Soybean Processing in Argentina Expected to Surpass Record Levels in Next Two Years
Analysts are expecting soybean processors in Argentina to increase output to an all-time high within the next two years.
For years, Argentina’s processors could not secure enough soybeans to meet demand, however, the industry over-expanded, investing $3 billion to increase capacity, while economic restrictions placed on the industry through government policies under former president Christine Fernandez de Kirchner led to more than a third of the sector’s capacity being left idle last year.
But reforms enacted by newly elected President, Mauricio Macri are re-positioning the country’s processing sector to regain its market dominance.
The devaluation of the currency, climbing global demand, and hoarded crops worth $10 billion available for processing, have left Argentina’s processors holding the advantage. “New policies are sending farmers and exporters to a perfect world,” Ramiro Farias, economist with Argentina’s Cordoba Grain Exchange told Bloomberg.

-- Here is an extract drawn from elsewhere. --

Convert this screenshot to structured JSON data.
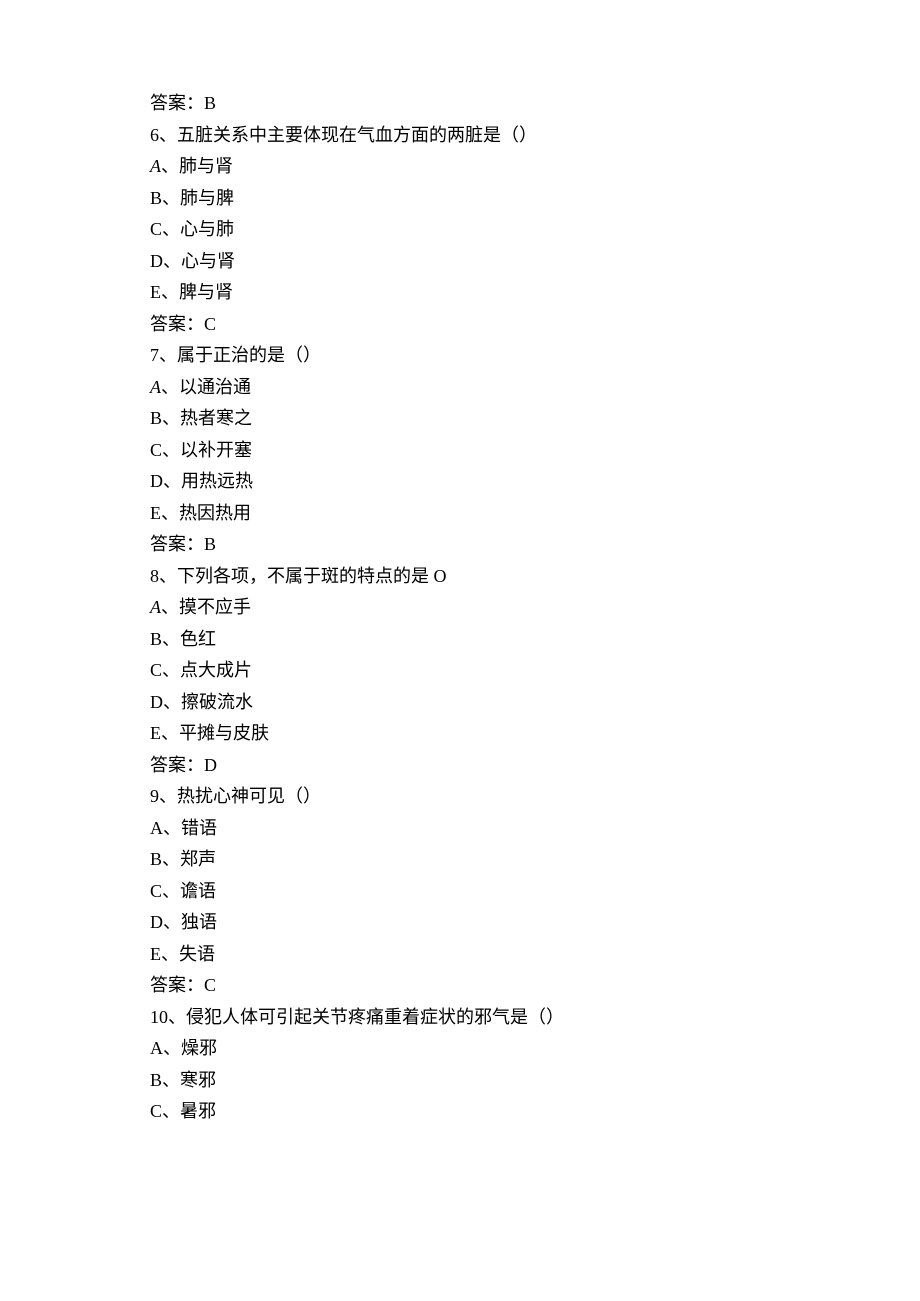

New trade policies are leading analysts to estimate that processing may climb by 8% in 2016 to 42 million tons, and increase another 10% in 2017, according to Farias.
Carlos Blosom, General Manager of Buenos Aires-based soybean grower Cresud Sacifya, who manages 568,000 acres of land across Argentina, Brazil, Bolivia, and Paraguay, told Bloomberg, “In the short term, local farmers will complain for the competition, but in the long term, when the industry achieves better profits and is able to pay more to local farmers, they will benefit.”